BACKGROUND & AIMS: :Lymphedema is a dreaded complication of cancer treatment. However, despite the fact that >5 million Americans are affected by this disorder, the development of effective treatments is limited by the fact that the pathology of lymphedema remains unknown. The purpose of these studies was to determine the role of inflammatory responses in lymphedema pathology. Using mouse models of lymphedema, as well as clinical lymphedema specimens, we show that lymphatic stasis results in a CD4 T-cell inflammation and T-helper 2 (Th2) differentiation. Using mice deficient in T cells or CD4 cells, we show that this inflammatory response is necessary for the pathological changes of lymphedema, including fibrosis, adipose deposition, and lymphatic dysfunction. Further, we show that inhibition of Th2 differentiation using interleukin-4 (IL-4) or IL-13 blockade prevents initiation and progression of lymphedema by decreasing tissue fibrosis and significantly improving lymphatic function, independent of lymphangiogenic growth factors. We show that CD4 inflammation is a critical regulator of tissue fibrosis and lymphatic dysfunction in lymphedema and that inhibition of Th2 differentiation markedly improves lymphatic function independent of lymphangiogenic cytokine expression. Notably, preventing and/or reversing the development of pathological tissue changes that occur in lymphedema may be a viable treatment strategy for this disorder.
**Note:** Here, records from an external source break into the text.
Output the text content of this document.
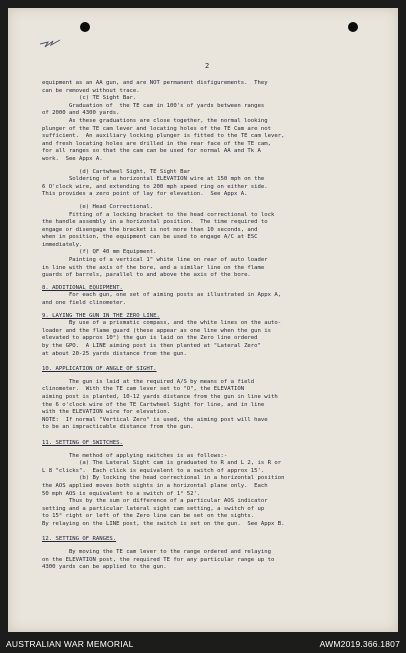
2

equipment as an AA gun, and are NOT permanent disfigurements.  They

can be removed without trace.

(c) TE Sight Bar.

Graduation of  the TE cam in 100's of yards between ranges

of 2000 and 4300 yards.

As these graduations are close together, the normal looking

plunger of the TE cam lever and locating holes of the TE Cam are not

sufficient.  An auxiliary locking plunger is fitted to the TE cam lever,

and fresh locating holes are drilled in the rear face of the TE cam,

for all ranges so that the cam can be used for normal AA and Tk A

work.  See Appx A.

(d) Cartwheel Sight, TE Sight Bar

Soldering of a horizontal ELEVATION wire at 150 mph on the

6 O'clock wire, and extending to 200 mph speed ring on either side.

This provides a zero point of lay for elevation.  See Appx A.

(e) Head Correctional.

Fitting of a locking bracket to the head correctional to lock

the handle assembly in a horizontal position.  The time required to

engage or disengage the bracket is not more than 10 seconds, and

when in position, the equipment can be used to engage A/C at ESC

immediately.

(f) QF 40 mm Equipment.

Painting of a vertical 1" white line on rear of auto loader

in line with the axis of the bore, and a similar line on the flame

guards of barrels, parallel to and above the axis of the bore.

8. ADDITIONAL EQUIPMENT.

For each gun, one set of aiming posts as illustrated in Appx A,

and one field clinometer.

9. LAYING THE GUN IN THE ZERO LINE.

By use of a prismatic compass, and the white lines on the auto-

loader and the flame guard (these appear as one line when the gun is

elevated to approx 10°) the gun is laid on the Zero line ordered

by the GPO.  A LINE aiming post is then planted at "Lateral Zero"

at about 20-25 yards distance from the gun.

10. APPLICATION OF ANGLE OF SIGHT.

The gun is laid at the required A/S by means of a field

clinometer.  With the TE cam lever set to "O", the ELEVATION

aiming post is planted, 10-12 yards distance from the gun in line with

the 6 o'clock wire of the TE Cartwheel Sight for line, and in line

with the ELEVATION wire for elevation.

NOTE:  If normal "Vertical Zero" is used, the aiming post will have

to be an impracticable distance from the gun.

11. SETTING OF SWITCHES.

The method of applying switches is as follows:-

(a) The Lateral Sight cam is graduated to R and L 2, is R or

L 8 "clicks".  Each click is equivalent to a switch of approx 15'.

(b) By locking the head correctional in a horizontal position

the AOS applied moves both sights in a horizontal plane only.  Each

50 mph AOS is equivalent to a switch of 1° 52'.

Thus by the sum or difference of a particular AOS indicator

setting and a particular lateral sight cam setting, a switch of up

to 15° right or left of the Zero line can be set on the sights.

By relaying on the LINE post, the switch is set on the gun.  See Appx B.

12. SETTING OF RANGES.

By moving the TE cam lever to the range ordered and relaying

on the ELEVATION post, the required TE for any particular range up to

4300 yards can be applied to the gun.

AUSTRALIAN WAR MEMORIAL	AWM2019.366.1807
背景与目标： ：淋巴水肿是一种可怕的癌症治疗并发症。然而，尽管事实上有超过500万美国人受到这种疾病的影响，但淋巴水肿的病理学仍然未知，这限制了有效疗法的发展。这些研究的目的是确定炎症反应在淋巴水肿病理中的作用。使用小鼠模型的淋巴水肿，以及临床淋巴水肿标本，我们显示淋巴淤积导致CD4 T细胞炎症和T辅助2（Th2）分化。使用缺乏T细胞或CD4细胞的小鼠，我们表明这种炎症反应对于淋巴水肿的病理变化（包括纤维化，脂肪沉积和淋巴功能障碍）是必需的。此外，我们显示，使用白介素4（IL-4）或IL-13阻滞抑制Th2分化可通过减少组织纤维化并显着改善淋巴功能来防止淋巴水肿的发生和进展，而与淋巴管生成生长因子无关。我们显示，CD4炎症是淋巴水肿中组织纤维化和淋巴功能障碍的关键调节器，抑制Th2分化显着提高了淋巴功能，而与淋巴管生成细胞因子的表达无关。值得注意的是，预防和/或逆转在淋巴水肿中发生的病理组织改变的发展可能是该疾病的可行治疗策略。